Mice sensitized to individual respiratory syncytial (RS) virus proteins show distinct patterns of immunity and pulmonary pathology when challenged with live virus. To explore the immune mechanisms responsible for the differences in postvaccination disease, BALB/c (H- 2d) mice were primed by scarification with recombinant vaccinia viruses (rVV) expressing the major glycoprotein (G), fusion protein (F), phosphoprotein (P), nucleoprotein (N), or second matrix (22K) protein of RS virus. Ag-stimulated spleen cell cultures gave rise to CD3+TCR- alpha beta + T cell lines. Those from rVV-F-primed mice contained a mixture of CD8+ and CD4+ T cells, whereas those specific to G, N, and P were mostly CD4+. In contrast, 22K-specific lines were mostly CD8+. F- and 22K-specific lines showed virus-specific CTL activity against H-2d targets, but the lines from rVV-G-, -N-, and -P-primed mice did not.
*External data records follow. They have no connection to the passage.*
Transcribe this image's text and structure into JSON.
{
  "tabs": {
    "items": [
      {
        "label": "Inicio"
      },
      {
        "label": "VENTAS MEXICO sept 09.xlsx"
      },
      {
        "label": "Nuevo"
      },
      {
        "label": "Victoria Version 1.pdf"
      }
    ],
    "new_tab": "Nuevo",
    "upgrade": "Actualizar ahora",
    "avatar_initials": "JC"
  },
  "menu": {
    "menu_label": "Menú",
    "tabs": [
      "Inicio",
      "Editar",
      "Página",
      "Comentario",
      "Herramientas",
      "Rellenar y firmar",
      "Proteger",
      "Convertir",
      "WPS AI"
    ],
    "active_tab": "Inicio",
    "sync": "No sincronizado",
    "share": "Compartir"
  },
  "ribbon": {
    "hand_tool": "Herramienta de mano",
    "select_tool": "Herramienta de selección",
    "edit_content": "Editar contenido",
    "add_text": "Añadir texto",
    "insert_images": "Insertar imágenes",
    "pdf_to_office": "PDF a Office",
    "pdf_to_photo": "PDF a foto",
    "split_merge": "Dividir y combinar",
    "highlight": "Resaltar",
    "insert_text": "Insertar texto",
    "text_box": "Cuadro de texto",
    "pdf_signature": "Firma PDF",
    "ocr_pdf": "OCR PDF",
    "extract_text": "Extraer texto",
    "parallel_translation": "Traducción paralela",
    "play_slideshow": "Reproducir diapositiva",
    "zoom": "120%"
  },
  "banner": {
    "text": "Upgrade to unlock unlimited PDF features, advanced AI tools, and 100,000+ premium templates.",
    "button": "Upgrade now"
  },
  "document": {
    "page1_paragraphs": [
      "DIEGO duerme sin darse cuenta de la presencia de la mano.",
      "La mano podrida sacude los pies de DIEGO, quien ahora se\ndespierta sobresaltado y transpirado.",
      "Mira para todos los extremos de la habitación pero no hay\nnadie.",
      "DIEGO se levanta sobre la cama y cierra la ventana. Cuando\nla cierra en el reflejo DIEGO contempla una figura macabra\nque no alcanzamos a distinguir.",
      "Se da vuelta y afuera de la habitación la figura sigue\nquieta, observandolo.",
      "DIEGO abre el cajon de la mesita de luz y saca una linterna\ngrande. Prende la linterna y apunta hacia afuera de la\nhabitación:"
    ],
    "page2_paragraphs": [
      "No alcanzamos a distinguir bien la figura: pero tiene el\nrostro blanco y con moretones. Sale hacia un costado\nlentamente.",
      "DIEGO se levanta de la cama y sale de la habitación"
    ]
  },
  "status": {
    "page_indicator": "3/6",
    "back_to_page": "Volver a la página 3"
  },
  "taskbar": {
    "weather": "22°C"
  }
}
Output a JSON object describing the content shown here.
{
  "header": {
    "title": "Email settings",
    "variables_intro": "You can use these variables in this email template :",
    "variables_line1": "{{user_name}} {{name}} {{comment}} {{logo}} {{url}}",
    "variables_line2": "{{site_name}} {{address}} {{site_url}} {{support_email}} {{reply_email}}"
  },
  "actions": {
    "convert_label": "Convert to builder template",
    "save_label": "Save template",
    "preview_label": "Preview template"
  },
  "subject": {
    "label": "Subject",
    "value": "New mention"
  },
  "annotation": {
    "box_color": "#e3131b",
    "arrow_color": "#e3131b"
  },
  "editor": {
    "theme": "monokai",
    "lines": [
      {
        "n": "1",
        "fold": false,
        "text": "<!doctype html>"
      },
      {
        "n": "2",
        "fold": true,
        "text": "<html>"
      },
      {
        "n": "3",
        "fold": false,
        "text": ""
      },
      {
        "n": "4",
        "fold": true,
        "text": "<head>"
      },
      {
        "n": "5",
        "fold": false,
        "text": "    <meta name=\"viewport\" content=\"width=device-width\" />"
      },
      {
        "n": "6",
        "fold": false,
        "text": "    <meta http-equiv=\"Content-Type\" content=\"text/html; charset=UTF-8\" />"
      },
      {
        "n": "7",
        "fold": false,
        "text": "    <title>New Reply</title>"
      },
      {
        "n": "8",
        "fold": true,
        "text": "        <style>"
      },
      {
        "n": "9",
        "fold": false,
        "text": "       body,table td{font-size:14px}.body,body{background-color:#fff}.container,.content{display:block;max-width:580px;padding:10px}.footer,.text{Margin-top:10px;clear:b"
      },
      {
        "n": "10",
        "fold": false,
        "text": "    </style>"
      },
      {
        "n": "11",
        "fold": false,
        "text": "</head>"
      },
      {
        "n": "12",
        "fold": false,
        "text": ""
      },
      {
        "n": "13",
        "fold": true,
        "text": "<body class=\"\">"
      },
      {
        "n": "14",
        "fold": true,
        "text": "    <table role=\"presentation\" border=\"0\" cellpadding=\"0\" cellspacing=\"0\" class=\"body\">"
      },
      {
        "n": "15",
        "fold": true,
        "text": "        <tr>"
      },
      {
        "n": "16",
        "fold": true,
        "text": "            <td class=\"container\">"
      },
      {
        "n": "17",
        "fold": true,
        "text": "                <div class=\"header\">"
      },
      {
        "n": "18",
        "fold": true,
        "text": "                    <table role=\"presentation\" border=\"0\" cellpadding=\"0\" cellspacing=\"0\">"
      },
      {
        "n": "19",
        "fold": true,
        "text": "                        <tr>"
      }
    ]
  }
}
The F-specific lines contained Th cells that released an excess of IL-2 and some IL-3 but little IL-4 or IL-5 (i.e., a "Th1" pattern). In contrast, the G-specific line released IL-3, IL-4, and IL-5 but little IL-2 (i.e., a "Th2" pattern). The 22K line contained IL-3-releasing T cells. Staining of T cell subsets for CD45RB varied in intensity in different lines, consistent with the cytokine secretion profiles of the Th cells that they contained. Because different RS virus proteins (given in the same form by the same route) prime for functionally different T cells, the ways in which individual proteins are processed and presented might be important in determining these patterns of immunity.